OCTOBER TERM, 2006
LIMTIACO V. CAMACHO
SUPREME COURT OF THE UNITED STATES
LIMTIACO, ATTORNEY GENERAL OF GUAM v. CAMACHO, GOVERNOR OF GUAM
certiorari to the supreme court of guam
No. 06–116. Argued January 8, 2007—Decided March 27, 2007
The Guam Legislature authorized the Governor to issue bonds to fund the Territory’s continuing obligations, but Guam’s attorney general refused to sign the necessary contracts, concluding that issuance would violate the debt-limitation provision of Guam’s Organic Act, which limits the Territory’s public indebtedness to 10% of the “aggregate tax valuation of the property in Guam,” 48 U. S. C. §1423a. The Governor sought a declaration from the Guam Supreme Court that issuance would not violate the provision, calculating the debt limitation based on the appraised value of property in Guam. Agreeing, the Supreme Court rejected the attorney general’s argument to base the limitation on assessed value. The Ninth Circuit granted the attorney general’s certiorari petition, but while the appeal was pending, Congress removed the Circuit’s jurisdiction over appeals from Guam. Relying on its holding in Santos v. Guam, that Congress had stripped it of jurisdiction over pending appeals, the court dismissed the appeal. The attorney general then filed a petition for certiorari in this Court, even though it was more than 90 days after the Guam Supreme Court’s judgment.
1. The Guam Supreme Court’s judgment did not become final, for purposes of this Court’s review, until the Ninth Circuit issued its order dismissing the appeal. Certiorari petitions must be filed “within 90 days after the entry of,” 28 U. S. C. §2101(c), a lower court’s “genuinely final judgment,” Hibbs v. Winn, 542 U. S. 88, 98. In some cases, the actions of a party or a lower court suspend the finality of a judgment by “rais[ing] the question whether the court will modify the judgment and alter the parties’ rights.” Ibid. By granting the petition for certiorari, the Ninth Circuit raised that possibility and thus suspended the finality of the Guam Supreme Court’s judgment. Until the Circuit issued its order dismissing the case, the appeal remained pending, and the finality of the judgment remained suspended. Contrary to the Governor’s arguments, the judgment was not made final either when Congress enacted the jurisdiction-depriving statute or when the Ninth Circuit decided Santos. This holding is limited to the unique procedural circumstances here. Pp. 3–5.

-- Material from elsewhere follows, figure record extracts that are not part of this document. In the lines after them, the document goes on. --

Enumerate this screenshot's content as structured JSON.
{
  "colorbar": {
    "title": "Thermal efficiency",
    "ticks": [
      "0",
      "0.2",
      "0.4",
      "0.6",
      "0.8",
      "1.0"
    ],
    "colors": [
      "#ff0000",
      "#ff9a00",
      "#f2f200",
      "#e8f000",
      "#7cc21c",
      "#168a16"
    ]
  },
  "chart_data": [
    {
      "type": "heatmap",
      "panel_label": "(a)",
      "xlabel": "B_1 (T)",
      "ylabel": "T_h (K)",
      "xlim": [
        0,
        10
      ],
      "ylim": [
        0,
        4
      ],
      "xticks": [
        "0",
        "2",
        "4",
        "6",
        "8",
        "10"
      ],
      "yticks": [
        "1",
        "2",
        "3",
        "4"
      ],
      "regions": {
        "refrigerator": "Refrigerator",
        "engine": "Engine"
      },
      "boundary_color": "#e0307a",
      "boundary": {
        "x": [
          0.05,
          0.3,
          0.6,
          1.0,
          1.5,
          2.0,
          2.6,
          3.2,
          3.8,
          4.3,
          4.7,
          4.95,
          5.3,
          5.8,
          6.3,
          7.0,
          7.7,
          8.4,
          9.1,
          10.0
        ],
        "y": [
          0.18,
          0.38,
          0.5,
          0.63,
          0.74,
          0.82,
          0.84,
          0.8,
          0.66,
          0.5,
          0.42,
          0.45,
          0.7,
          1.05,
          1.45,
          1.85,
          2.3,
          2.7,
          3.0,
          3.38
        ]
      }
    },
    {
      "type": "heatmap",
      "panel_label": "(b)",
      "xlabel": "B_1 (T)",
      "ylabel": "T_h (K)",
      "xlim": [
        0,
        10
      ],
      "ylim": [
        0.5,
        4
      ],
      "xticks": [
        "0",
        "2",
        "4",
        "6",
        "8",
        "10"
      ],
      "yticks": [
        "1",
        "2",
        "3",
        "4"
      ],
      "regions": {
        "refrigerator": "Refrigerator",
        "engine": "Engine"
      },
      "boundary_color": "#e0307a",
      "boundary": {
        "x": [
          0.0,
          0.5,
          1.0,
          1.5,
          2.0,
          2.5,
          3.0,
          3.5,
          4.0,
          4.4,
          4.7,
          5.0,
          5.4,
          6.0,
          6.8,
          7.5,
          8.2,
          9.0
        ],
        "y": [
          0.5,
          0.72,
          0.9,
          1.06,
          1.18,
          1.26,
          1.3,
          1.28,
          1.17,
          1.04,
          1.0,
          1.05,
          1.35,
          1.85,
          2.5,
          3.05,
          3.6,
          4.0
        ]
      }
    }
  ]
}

2. Guam’s debt limitation must be calculated according to the assessed valuation of property in the Territory. The term “tax valuation” most naturally means the value to which the tax rate is applied. It therefore means “assessed valuation”—a term consistently defined as a valuation of property for tax purposes. Appraised value is simply market value, which may or may not relate to taxation. The Guam Supreme Court’s contrary interpretation—that “tax” limits the kinds of property qualifying for inclusion in the debt-limitation calculation—impermissibly rearranges the statutory language. “Tax” modifies “valuation,” not “property.” Thus, “tax valuation” refers to the type of valuation to be conducted, not the object that is valued. The court also erred in reasoning that, because the Virgin Islands’ debt-limitation provision explicitly refers to “assessed value,” Congress must have intended to base Guam’s limitation on some other value. Congress’ rejection of “assessed” says no more than its rejection of “actual” or “appraised,” terms it could have used had it meant actual, market, or appraised value. This Court’s interpretation comports with most States’ practice of fixing the debt limitations of municipalities to assessed valuation. States use clear language when departing from this approach, but Congress has not done so here. The Governor’s additional arguments—that this interpretation would result in no debt limitation at all because Guam may arbitrarily set its assessment rate above 100 percent of market value, and that this Court owes deference to the Guam Supreme Court’s interpretation of the Organic Act—are not persuasive. Pp. 5–8.
Reversed and remanded.
Thomas, J., delivered the opinion for a unanimous Court with respect to Part II, and the opinion of the Court with respect to Parts I, III, and IV, in which Roberts, C.J., and Scalia, Kennedy, and Breyer, JJ., joined. Souter, J., filed an opinion concurring in part and dissenting in part, in which Stevens, Ginsburg, and Alito, JJ., joined.